En esta oportunidad me referiré a tres conceptos importantes que se encuentran reflejados en las aseveraciones anteriores, a saber; a) la labor del abogado en la negociación, b) la errónea percepción que se tiene del aporte del abogado en los procesos negociadores y, c) la responsabilidad que tenemos como abogados de intervenir en los procesos de negociación desde un principio y de interiorizarnos de todos los aspectos del negocio o industria en el que ejercemos la profesión.
a) Equipo negociador; “que negocien los técnicos y llamemos a los abogados si hay problemas”. Hoy por hoy se esta afianzando cada vez mas el concepto de “equipo negociador”. Esto significa que una vez conformado un “team” multidisciplinario para llevar a cabo una negociación, éste debe mantenerse y trabajar conjuntamente en cada una de las materias relevantes hasta su término.

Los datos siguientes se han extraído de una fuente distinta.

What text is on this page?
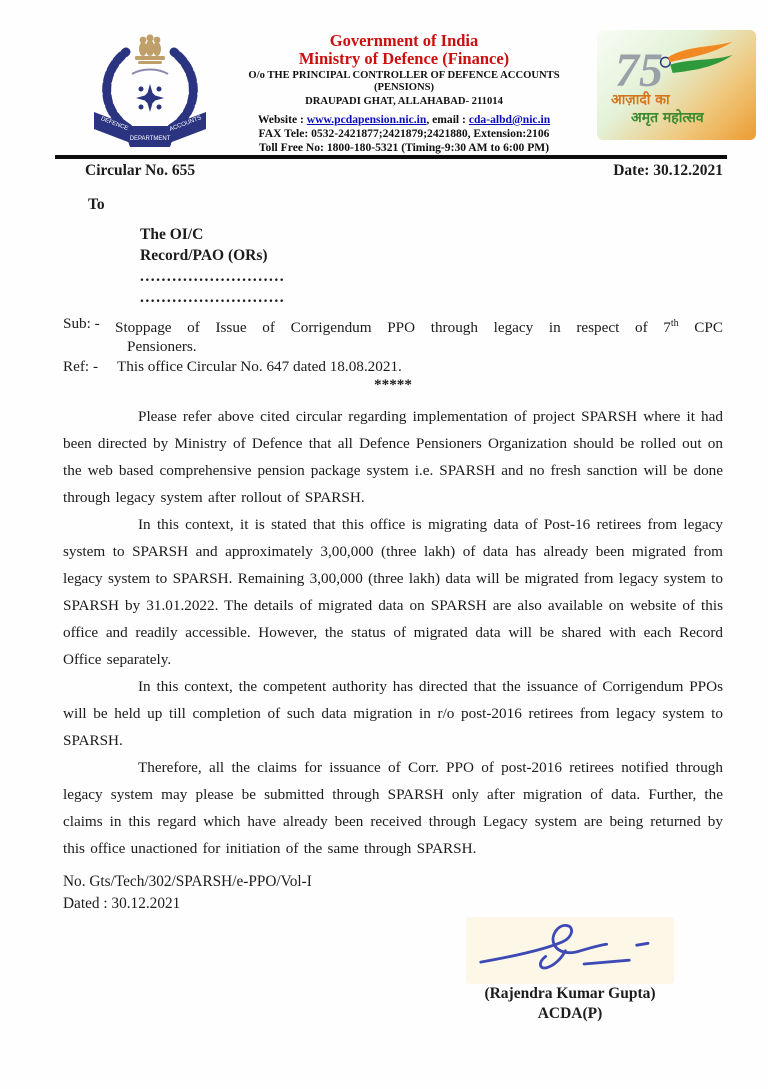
DEFENCE	ACCOUNTS
DEPARTMENT
Government of India
Ministry of Defence (Finance)
O/o THE PRINCIPAL CONTROLLER OF DEFENCE ACCOUNTS (PENSIONS)
DRAUPADI GHAT, ALLAHABAD- 211014
Website : www.pcdapension.nic.in, email : cda-albd@nic.in
FAX Tele: 0532-2421877;2421879;2421880, Extension:2106
Toll Free No: 1800-180-5321 (Timing-9:30 AM to 6:00 PM)
75
आज़ादी का
अमृत महोत्सव
Circular No. 655	Date: 30.12.2021
To
The OI/C
Record/PAO (ORs)
...........................
...........................
Sub: -	Stoppage of Issue of Corrigendum PPO through legacy in respect of 7th CPC
Pensioners.
Ref: -	This office Circular No. 647 dated 18.08.2021.
*****

Please refer above cited circular regarding implementation of project SPARSH where it had been directed by Ministry of Defence that all Defence Pensioners Organization should be rolled out on the web based comprehensive pension package system i.e. SPARSH and no fresh sanction will be done through legacy system after rollout of SPARSH.

In this context, it is stated that this office is migrating data of Post-16 retirees from legacy system to SPARSH and approximately 3,00,000 (three lakh) of data has already been migrated from legacy system to SPARSH. Remaining 3,00,000 (three lakh) data will be migrated from legacy system to SPARSH by 31.01.2022. The details of migrated data on SPARSH are also available on website of this office and readily accessible. However, the status of migrated data will be shared with each Record Office separately.

In this context, the competent authority has directed that the issuance of Corrigendum PPOs will be held up till completion of such data migration in r/o post-2016 retirees from legacy system to SPARSH.

Therefore, all the claims for issuance of Corr. PPO of post-2016 retirees notified through legacy system may please be submitted through SPARSH only after migration of data. Further, the claims in this regard which have already been received through Legacy system are being returned by this office unactioned for initiation of the same through SPARSH.

No. Gts/Tech/302/SPARSH/e-PPO/Vol-I
Dated : 30.12.2021
(Rajendra Kumar Gupta)
ACDA(P)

Constituye un gran error en estrategia negociadora recurrir a la “distribución por especialidades” de cláusulas o materias entre los miembros del equipo negociador (situación que los técnicos generalmente consideran de mayor conveniencia) pues se pierde así la visión general-macro del acuerdo y por ende la posibilidad real de “negociar”, de ceder aquí y exprimir allá, de rankear en importancia las diversas disposiciones del acuerdo y saber cual es mi “walk away point” (punto de retiro de la negociación cuando el acuerdo ya no es conveniente) a la vez de tener clara una o mas propuestas alternativas en caso de no alcanzar el acuerdo en un determinado punto, lo que se suele llamar “fall back position”. En efecto, si dividimos o seccionamos un acuerdo y lo distribuimos entre los diversos miembros del equipo, es muy probable que incluso una sola persona como contraparte sea capaz de dividir, confundir y obtener para su compañía beneficios “adicionales” derivados de esta negociación.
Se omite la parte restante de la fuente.